Viceversa, con la sentenza n. 7613/2015, la Cassazione ha riconosciuto l’esecutività di un’ordinanza emessa da un Giudice Belga che aveva condannato una società italiana al pagamento di un’astreinte dovuta a ritardo nell’adempimento. La Corte depone per l’assenza di contrasto con l’ordinamento pubblico riconoscendo una sostanziale diversità tra i due istituti, seppur con alcuni profili in comune: l’astreinte, segnatamente, costituisce ex ante un mezzo di coercizione indiretta all’adempimento, ma una volta che l’inadempimento si è verificato assolve una funzione sanzionatoria; il danno punitivo, viceversa, ha una funzione essenzialmente punitiva, potendo rilevarsi una funzione deterrente solo in via indiretta.
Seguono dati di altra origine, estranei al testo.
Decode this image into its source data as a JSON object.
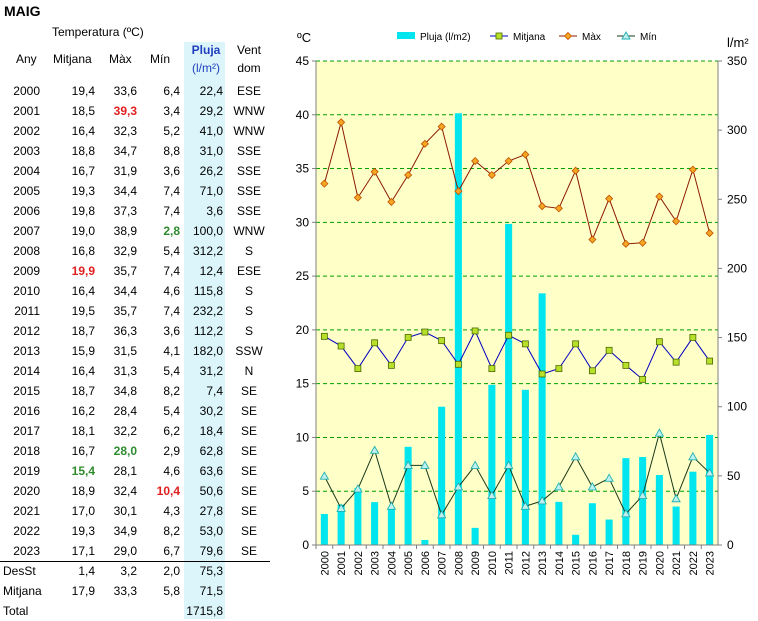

Recentemente, con ordinanza n. 9978/2016 la Cassazione ha riaperto il dibattito, rimettendo alle Sezioni Unite il quesito sulla riconoscibilità di sentenze straniere comminatorie di danni punitivi. Secondo la Consulta, per poter ritenere l’istituto dei danni punitivi contrario all’ordine pubblico internazionale, occorre poter partire dall’assunto per cui la responsabilità aquiliana, configurata in termini compensatori, assurga al rango di valore costituzionale inderogabile, così come ritenuto dall’orientamento dominante.

A questo proposito, la Cassazione ha riscontrato un’evoluzione nella concezione della responsabilità aquiliana, aperta a una funzione anche sanzionatoria e deterrente, citando peraltro la sentenza n. 7613/2015, nella parte in cui ha evidenziato i tratti comuni tra danni punitivi e astreintes, ritenendo queste ultime non implicanti alcuna incompatibilità con l’ordine pubblico. Tale osservazione, inoltre, è suffragata dalle conclusioni cui è giunta parte della dottrina, la quale ha evidenziato una componente afflittiva nel risarcimento del danno: l’art. 2043 c.c., oltre che al primario scopo di riparare il danno ingiusto patito dalla vittima, assolverebbe altresì una funzione preventivo – sanzionatoria. Nel nostro ordinamento, inoltre, si rileva la presenza di numerose fattispecie tipiche di responsabilità che consentono l’overcompensation, a testimonianza dell’introduzione  di rimedi risarcitori con funzione sostanzialmente sanzionatoria (si pensi agli artt. 96 comma 3 e 26 comma 2 c.p.c.; all’art. 197 undecies comma 2 del T.U.F., all’art. 125 del d.lgs. n. 30/2005).

L’ordinanza, in ultima analisi, sembra aderire implicitamente a quell’orientamento minoritario che ritiene ammissibile il riconoscimento di sentenze straniere di condanna ai danni punitivi. E’ attesa la pronuncia delle Sezioni Unite, che decideranno se chiudere le porte all’ammissibilità nel nostro ordinamento dei danni punitivi o, per contro, accoglieranno tale innovativo orientamento.